The family of a New York woman is struggling for answers after the 56-year-old fell to her death upon stepping out of her car and slipping down an open maintenance hole on Manhattan’s Fifth Avenue.
The woman in question died on Monday night and was identified by family members as Donike Gocaj, from Briarcliff Manor, a commuter belt area north of New York City.
Police say she parked her Mercedes-Benz SUV at West 52nd and Fifth Avenue in midtown Manhattan just before 11.20pm. She had stepped out of the car and directly into the maintenance hole in front of the Cartier mansion.
Gocaj fell down about 10ft (3m), and steam caused her to go into cardiac arrest. She was rushed to a hospital, where she was pronounced dead.
The New York television station, WABC, spoke to her family members, who said they were saddened and shocked by her sudden death.

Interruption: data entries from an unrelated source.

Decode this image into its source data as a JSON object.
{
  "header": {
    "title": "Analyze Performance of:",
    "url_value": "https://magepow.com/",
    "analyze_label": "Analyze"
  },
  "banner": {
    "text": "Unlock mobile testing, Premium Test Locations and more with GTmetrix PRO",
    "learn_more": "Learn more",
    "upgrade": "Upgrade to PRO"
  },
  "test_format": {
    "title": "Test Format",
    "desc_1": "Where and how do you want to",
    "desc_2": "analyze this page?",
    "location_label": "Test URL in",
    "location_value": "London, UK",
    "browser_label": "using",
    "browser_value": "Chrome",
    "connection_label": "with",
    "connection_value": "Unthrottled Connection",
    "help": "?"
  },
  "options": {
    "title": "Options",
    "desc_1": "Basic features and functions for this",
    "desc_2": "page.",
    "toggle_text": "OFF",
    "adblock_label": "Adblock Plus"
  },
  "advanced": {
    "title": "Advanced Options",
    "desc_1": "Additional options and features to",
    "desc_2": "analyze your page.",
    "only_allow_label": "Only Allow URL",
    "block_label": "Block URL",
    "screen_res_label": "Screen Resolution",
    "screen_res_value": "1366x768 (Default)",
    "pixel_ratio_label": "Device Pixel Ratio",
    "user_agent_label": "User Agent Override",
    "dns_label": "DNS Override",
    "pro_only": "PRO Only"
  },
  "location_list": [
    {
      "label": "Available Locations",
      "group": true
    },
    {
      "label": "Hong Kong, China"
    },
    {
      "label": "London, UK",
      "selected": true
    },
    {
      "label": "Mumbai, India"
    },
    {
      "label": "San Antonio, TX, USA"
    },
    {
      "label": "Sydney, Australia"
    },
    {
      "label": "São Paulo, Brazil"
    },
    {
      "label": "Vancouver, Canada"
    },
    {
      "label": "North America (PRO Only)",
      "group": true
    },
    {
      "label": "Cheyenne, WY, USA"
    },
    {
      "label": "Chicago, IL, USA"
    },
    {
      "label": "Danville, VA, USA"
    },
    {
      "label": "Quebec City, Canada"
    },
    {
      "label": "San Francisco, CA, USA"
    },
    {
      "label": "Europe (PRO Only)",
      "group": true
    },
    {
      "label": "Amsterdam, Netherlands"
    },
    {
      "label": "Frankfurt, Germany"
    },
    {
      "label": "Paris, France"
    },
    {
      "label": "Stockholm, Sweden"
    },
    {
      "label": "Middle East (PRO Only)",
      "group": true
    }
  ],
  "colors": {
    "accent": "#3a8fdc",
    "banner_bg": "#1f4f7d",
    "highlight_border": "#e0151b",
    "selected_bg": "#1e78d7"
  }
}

The city’s electric utility provider, Con Edison, is investigating why the maintenance hole was left uncovered since no construction was going on nearby.
The maintenance hole cover was found about 15ft from the opening. Authorities are reportedly looking into the possibility that a truck ran over it and caused it to dislodge.
“We are deeply saddened to confirm that a member of the public has died after falling into an open manhole,” Con Edison said in a statement. “We are actively investigating how this occurred.
“Our thoughts are with the individual’s family, and safety remains our top priority.”
New York’s department of environmental protection, which is responsible for maintenance holes connected to the sewers, says it has received more than 700 service requests for missing covers during the year so far.
Injuries or deaths related to open maintenance holes are relatively rare. Nonetheless, open maintenance holes are an urban nightmare akin to being hit by falling masonry, scaffolding, an air conditioner, getting pushed on subway tracks, a lightning strike or other such event.
A 17-year-old college student was struck and killed by falling masonry in 1979 on Broadway near West 115th Street in New York City, one of the world’s most populated and visited places. That death prompted mandatory facade inspections and reshaped scaffolding requirements.
But maintenance holes remain an issue. In 2019, a man who was unhoused was found dead in such a hole in Manhattan two weeks after he fell into it.
A 2022 study then found that, from 2007 to 2017, 388 trauma patients fell into a maintenance hole nationally, or 20 to 49 a year. One percent of those died as a result, according to the study.